The prayer meeting and food waste

Here’s a helpful way to understand the role of the mid-week prayer meeting in the life of the church. 

It’s there to stop food waste. 

In the UK, 9.5 million tonnes of good food is thrown away every year – even though 8.4 million people in the UK are classified as in “food poverty”. What a waste! Closer to home, you might know the feeling of a forgotten, unopened bag of salad in the fridge which went off. Or maybe, for some reason, you’ve found yourself scraping a carefully prepared dinner into the bin; it’s a real disappointment. 

Well, the prayer meeting’s role is to stop food waste, but I’m not talking physically, but spiritually.  The function of the church prayer meeting is to stop the food that God gave us on Sunday going off, and being unused! 

What God gives us on Sunday is food. It’s spiritual nutrition. And it’s designed to be our major spiritual input of the week. Of course, we supplement it daily with our private and family intake of God’s word; but Sunday is our main feeding time. When the word of God is preached, Hebrews 5 calls it either “milk” or “solid food”. But either way, God’s word is designed to make us grow. And what he gives us in his word on Sundays is goodfood. That doesn’t mean the sermons themselves are always brilliant. But the food content is good. Sunday by Sunday you’re served the gospel of grace. You hear about faith and repentance in the Lord Jesus Christ. Hebrews 13:9 says: “Don’t be led away by diverse and strange teachings, for it is good for the heart to be strengthened by grace, not by foods, which have not benefited those devoted to them”. So, your ministers try not to serve you ultra-processed foods on Sunday, with artificial flavours and additives. We want to feed you spiritual food that will do you good. On Sunday night, it’s like we head home from church with our shopping bags, stuffed with good food from God. 

And the question is: what are we going to do with it? Will we just let it go to waste? Will we just forget about it, and snack the rest of the week on other foods we find lying around? 

James 2:22 says: “be doers of the word, and not hearers only, deceiving yourselves”. That is a description of spiritual food-waste, isn’t it? Notice, James says this food waste isn’t something conscious. It’s not as though we deliberately think: “right, God gave me this bottle of milk, and I’m consciously going to leave it in the fridge, and let it go off”. That’s not what happens. No, we “deceive ourselves”. We don’t notice that we’re wasting God’s food. We don’t notice that we’re only hearing it, and stopping there; we don’t notice that it’s not changingus, and being acted upon. 

So, part of prayer meeting’s role is to go back to the food from Sunday, to thank God for it, to reflect on what we’ve done with it, and what we’re still going to do with it. To change the food metaphor slightly: Tuesday (when we have church prayer meeting) is an opportunity to digest Sunday.

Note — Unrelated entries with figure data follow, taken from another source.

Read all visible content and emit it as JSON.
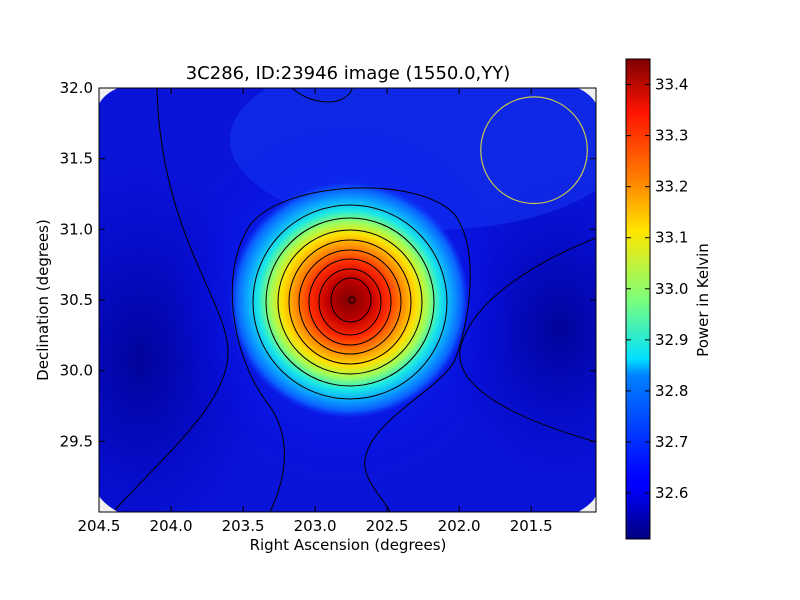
{
  "chart_data": {
    "type": "heatmap",
    "title": "3C286, ID:23946 image (1550.0,YY)",
    "xlabel": "Right Ascension (degrees)",
    "ylabel": "Declination (degrees)",
    "x_inverted": true,
    "xlim": [
      204.5,
      201.05
    ],
    "ylim": [
      29.0,
      32.0
    ],
    "xticks": [
      {
        "value": 204.5,
        "label": "204.5"
      },
      {
        "value": 204.0,
        "label": "204.0"
      },
      {
        "value": 203.5,
        "label": "203.5"
      },
      {
        "value": 203.0,
        "label": "203.0"
      },
      {
        "value": 202.5,
        "label": "202.5"
      },
      {
        "value": 202.0,
        "label": "202.0"
      },
      {
        "value": 201.5,
        "label": "201.5"
      }
    ],
    "yticks": [
      {
        "value": 29.5,
        "label": "29.5"
      },
      {
        "value": 30.0,
        "label": "30.0"
      },
      {
        "value": 30.5,
        "label": "30.5"
      },
      {
        "value": 31.0,
        "label": "31.0"
      },
      {
        "value": 31.5,
        "label": "31.5"
      },
      {
        "value": 32.0,
        "label": "32.0"
      }
    ],
    "colormap": "jet",
    "peak": {
      "ra": 202.75,
      "dec": 30.5,
      "value": 33.45
    },
    "background_level": 32.6,
    "contour_levels": [
      32.6,
      32.7,
      32.8,
      32.9,
      33.0,
      33.1,
      33.2,
      33.3,
      33.4
    ],
    "beam": {
      "ra": 201.48,
      "dec": 31.56,
      "radius_deg": 0.37,
      "color": "#c8c850"
    },
    "colorbar": {
      "label": "Power in Kelvin",
      "min": 32.51,
      "max": 33.45,
      "ticks": [
        {
          "value": 32.6,
          "label": "32.6"
        },
        {
          "value": 32.7,
          "label": "32.7"
        },
        {
          "value": 32.8,
          "label": "32.8"
        },
        {
          "value": 32.9,
          "label": "32.9"
        },
        {
          "value": 33.0,
          "label": "33.0"
        },
        {
          "value": 33.1,
          "label": "33.1"
        },
        {
          "value": 33.2,
          "label": "33.2"
        },
        {
          "value": 33.3,
          "label": "33.3"
        },
        {
          "value": 33.4,
          "label": "33.4"
        }
      ]
    }
  }
}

Mentally, it’s really helpful for us to make the connection between Sunday and Tuesday. Tuesday is a different meeting, but it’s not to have a different agenda. Our agenda in prayer is to be set by the agenda of Sunday. It’s like on Sunday the food goes into the church’s mouth, hopefully it’s chewed over, after the service in conversations over coffee; on Sunday it’s swallowed, but on Tuesday it moves deeper down into the church’s digestive system, and at prayer meeting the word preached is prayed through; it’s absorbed. Through prayer, the Holy Spirit moves the nourishment of the Word into our bloodstream as a church. 

If you think of our relationship to God as a conversation, it’s like on a Sunday, God speaks to us collectively, and on Tuesday we collectively speak back to him. But imagine a conversation in which there’s no connection between what God says to us and what we say back to him. We’ve probably all been in “conversations” like that! It isn’t really a dialogue, but two monologues! See, if the word preached on Sundays isn’t affecting the prayers prayed on Tuesday, what does that show? It shows we’re not really listening to him; we’re being “hearers only”. 

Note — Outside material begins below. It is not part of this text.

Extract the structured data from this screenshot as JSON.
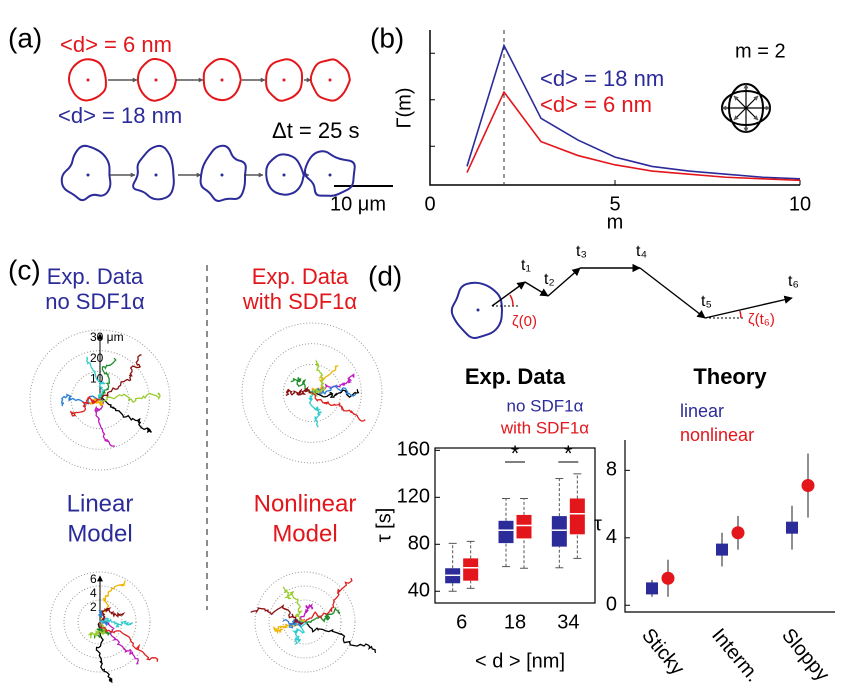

So, what we ask God for as a church should change in light of what is preached. What we hear on Sundays should affect what we pray for on Tuesdays. This is why our prayers at prayer meeting are so revealing. They show what it is we really, really want as a congregation. They reveal what makes us tick as a church. And what we really want needs to be continually shaped by what God says to us in the preaching of the gospel. The point is to let the word shapedirect, correct, and train our prayers. I think when, together, we begin to grasp this connection between the word preached and the prayers prayed it’s a very exciting, healthy thing. It gives the prayer meeting a spiritual chemistry, because as a body we’re being nourished by the Word in much deeper ways than we otherwise would. 

So, what is prayer meeting doing in the life of the church? It’s there to stop food waste; it’s the place where collectively we get to pray through what God has said to us in the preaching of the Word, asking him to bring its truth to bear on our congregation, neighbourhood, and world. The congregational prayer meeting is the place of spiritual digestion.